Adding to the fun, will be the Praying Monk Bye Hole, which will be a 200-foot chip or put challenge for golfers heading for the final hole of the round, Mr. Richardson points out.
“Where hole No. 18 is we have what we are calling the Praying Monk Bye Hole,” he said. “It is a big long, neandering, cascading green, 200-feet long, where the golfers will start from one edge and choose to chip or put, and closest to the hole wins. The Praying Monk hole is just something different and fun.”

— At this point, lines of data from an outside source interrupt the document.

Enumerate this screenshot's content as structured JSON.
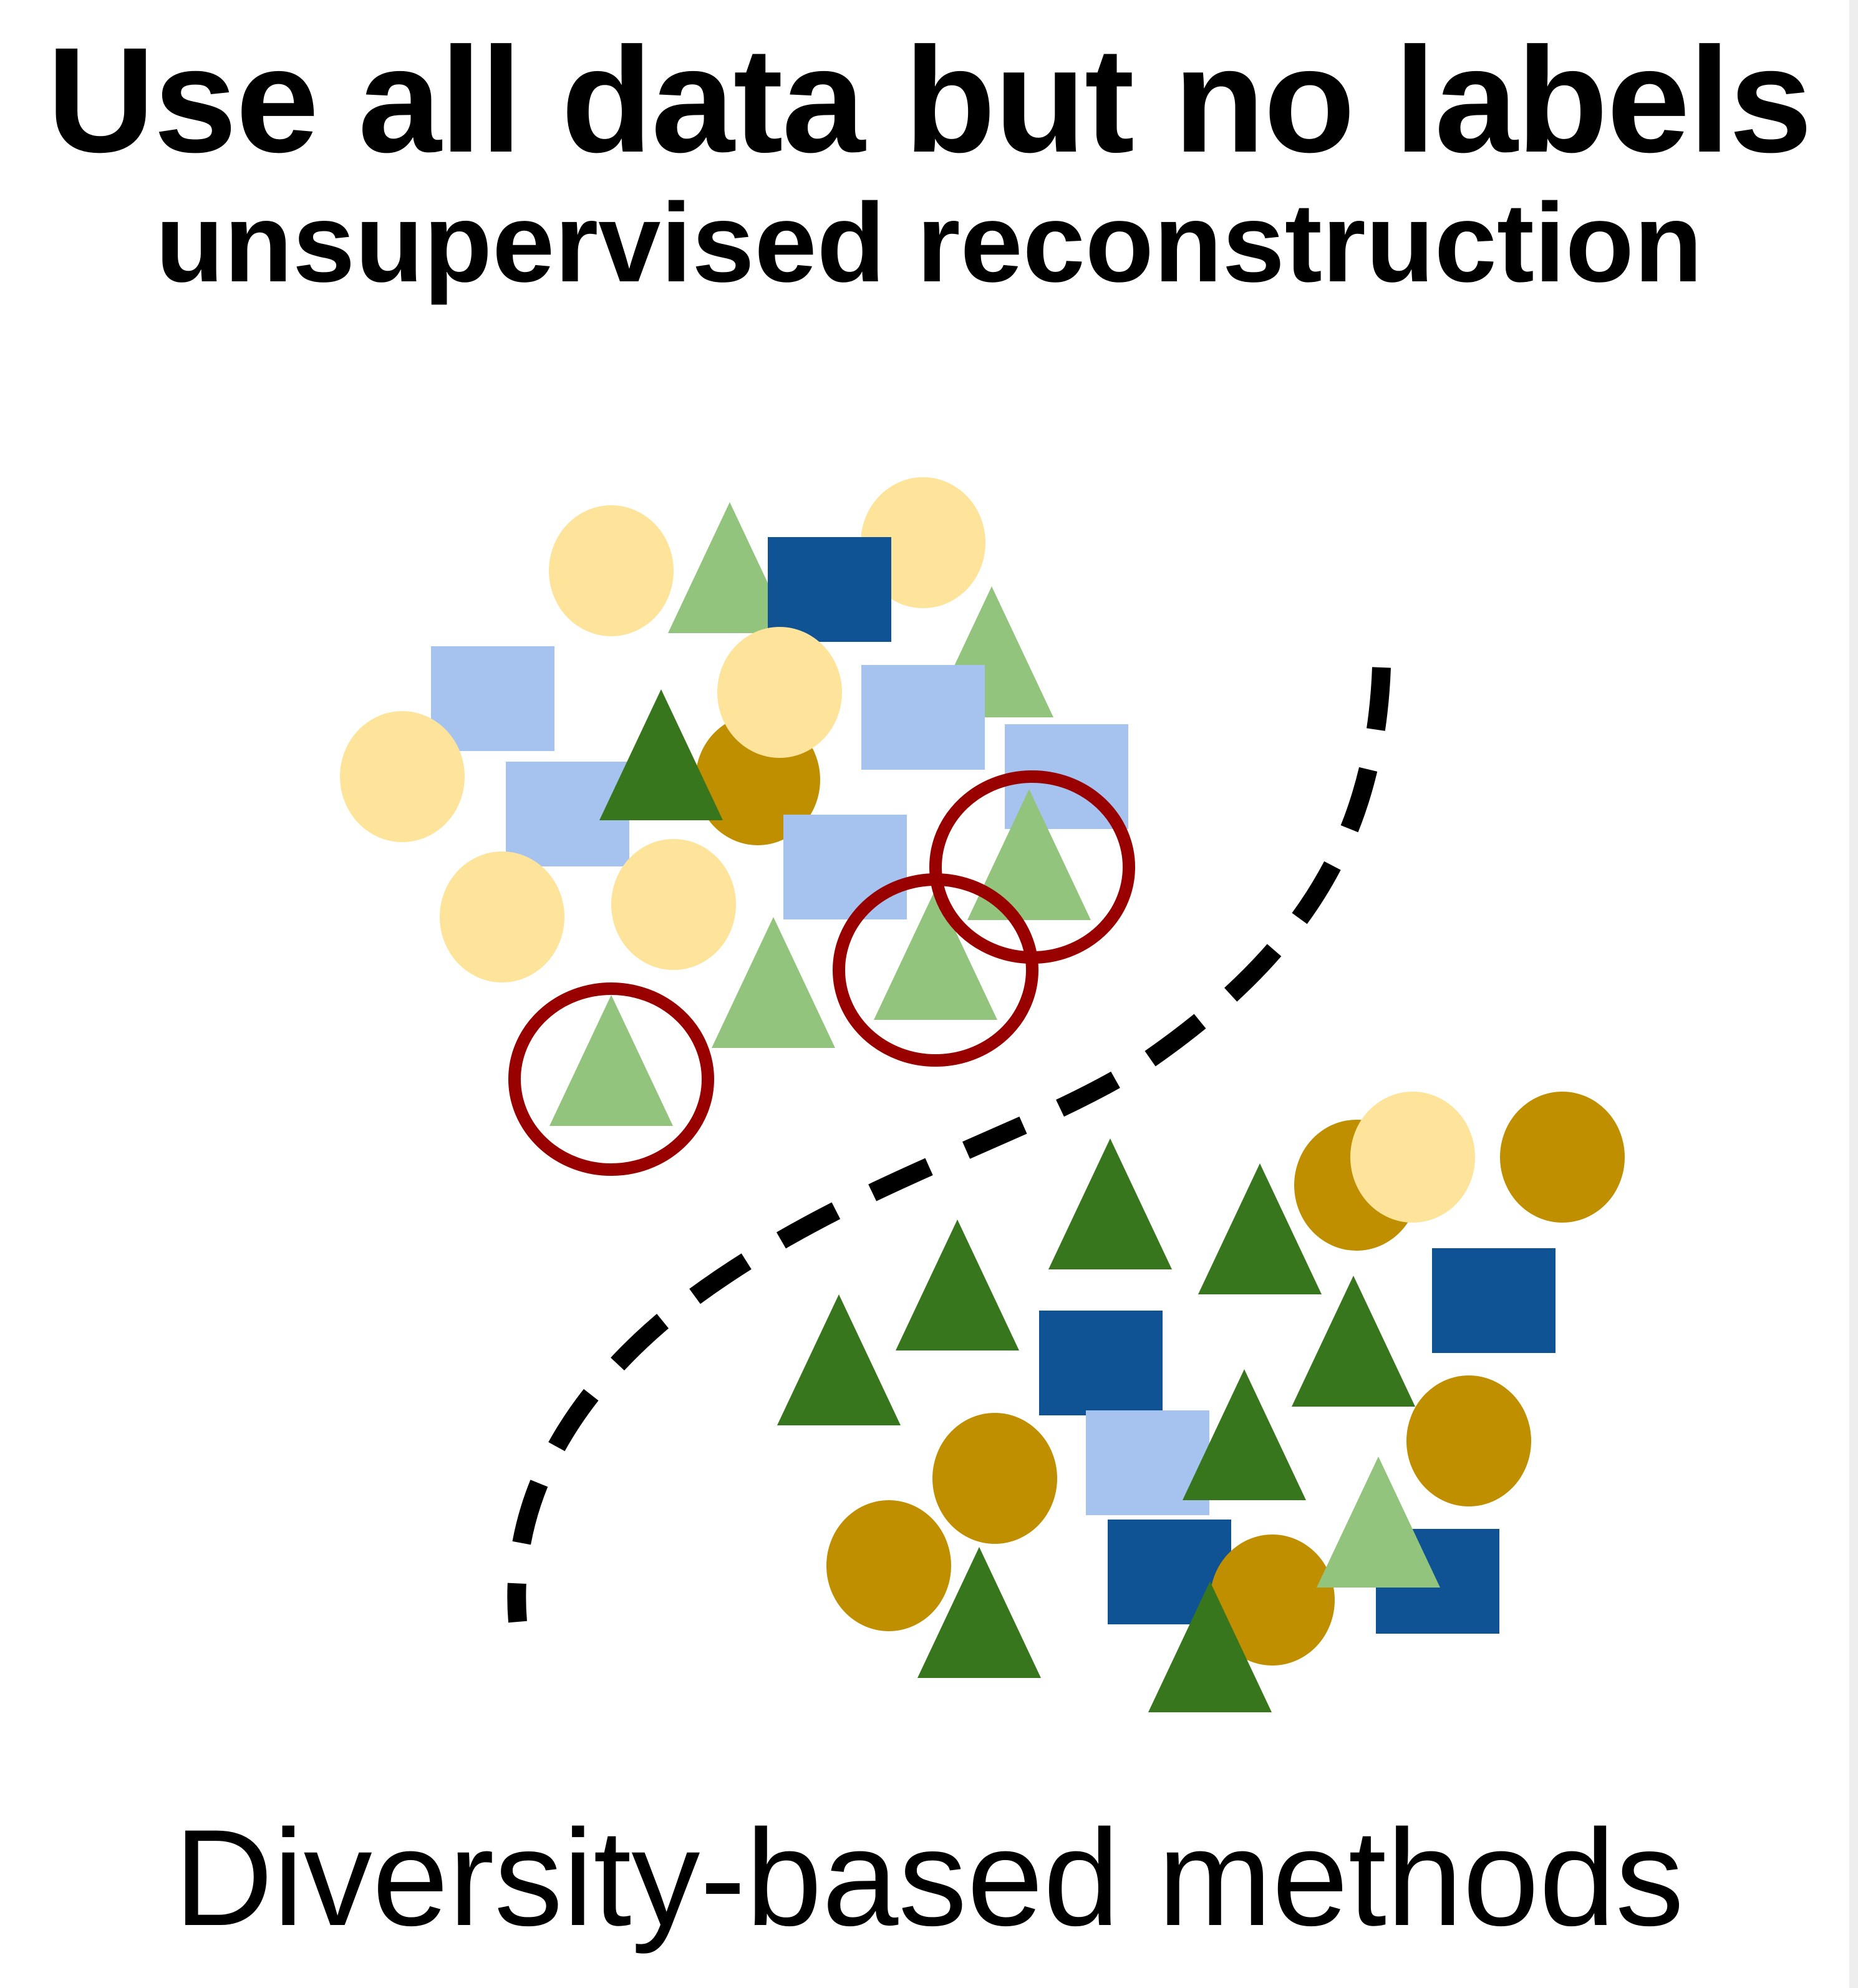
{
  "title": "Use all data but no labels",
  "subtitle": "unsupervised reconstruction",
  "caption": "Diversity-based methods",
  "colors": {
    "light_yellow": "#fde49a",
    "gold": "#bf8f00",
    "light_blue": "#a6c3f0",
    "dark_blue": "#0f5394",
    "light_green": "#93c47d",
    "dark_green": "#38761d",
    "selection_ring": "#990000",
    "boundary": "#000000"
  },
  "shape_types": [
    "circle",
    "square",
    "triangle"
  ],
  "selected_items_count": 3
}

Mr. Richardson points out the golf course is the largest piece of property at the resort parcel. Designing the new course brings with it an awful lot of responsibility.
“What’s old is new again; it is just amazing what was created in 1961 and how much it is appropriate today,” he said of Mr. Snyder’s modern design for an executive level course at Mountain Shadows. “Those were pretty bold things to do back in the day,” Mr. Richardson says. “Most people were building big long golf courses. This is not going to be your parents’ golf course. It is still going to be golf at its core but it is going to be very different.”